To understand this alternative perspective, let's start with a simple example: addition. When children first learn addition, they rely on explicit counting. As a consequence, the time it takes them to answer an addition problem scales linearly with numerical magnitude. After extensive practice, children come to memorize addition tables, which allows them to answer addition problems rapidly, without counting. Several decades ago, the psychologist Gordon Logan suggested that this kind of shift from computation to memorization characterizes the development of automaticity across different cognitive domains. However, constructing a look-up table in memory is by itself too simplistic to explain how memory could be deployed to support complex cognitive functions like planning and probabilistic inference.
In a recent paper published in Trends in Cognitive Sciences, CBMM scientists proposed a more sophisticated version of Logan's idea, whereby memory can be flexibly combined with computation. Senior author Sam Gershman, former MIT postdoc now Harvard professor and CBMM member, completed the project with his former PhD student and lead author Dr. Ishita Dasgupta, currently a research scientist at DeepMind. In general, functions that our brains need to compute have internal structure. For example, plans can be broken down into sub-plans, and probabilities over complex events can be broken down into probabilities over sub-events. Memorizing the whole computation would be too brittle to support flexible generalization (e.g., planning a route to a new location or predicting a new event). Instead, Dasgupta and Gershman hypothesize that the brain adaptively figures out which parts of complex computations to memorize, and stores these memories in a form that can be flexibly combined.

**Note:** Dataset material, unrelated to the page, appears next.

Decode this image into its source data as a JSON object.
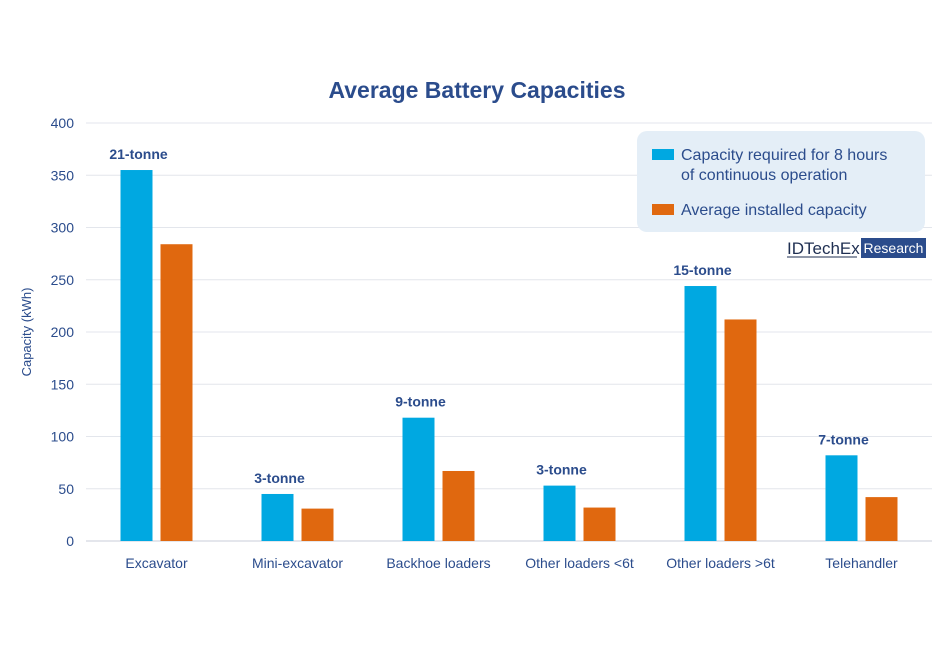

One way to formalize this idea is using a deep neural network that is trained to solve a set of problems. The network will learn to store information from past computations that is useful for answering a wide range of queries. In an earlier collaboration with Eric Schulz (former postdoc at Harvard University, now a group leader at the Max Planck Institute of Biological Cybernetics) and Josh Tenenbaum (Professor at MIT and fellow CBMM researcher), Dasgupta and Gershman showed that this idea can be used to explain a number of enigmatic cognitive phenomena in the domain of probabilistic inference. For example, people are pretty good at reasoning about "believable" probabilities (e.g., what's the probability of a positive test result when the test accuracy is 95% and the base rate of positive tests is 1%) but not "unbelievable" probabilities (e.g., what's the probability of a positive test result when the test accuracy is 1% and the base rate of positive tests is 95%). This indicates that our brains are not equipped with a general-purpose probabilistic inference engine that can operate over arbitrary numbers. It is more consistent with a model in which our brains "learn to infer," storing and reusing past inferences rather than computing them from scratch.
Dasgupta and Gershman suggest that memory may serve as a cornerstone of intelligence in biological and artificial systems. Storing past computations is a powerful way to make future computations more efficient. This may explain why we're able to do so much so quickly despite limited computational resources at our disposal.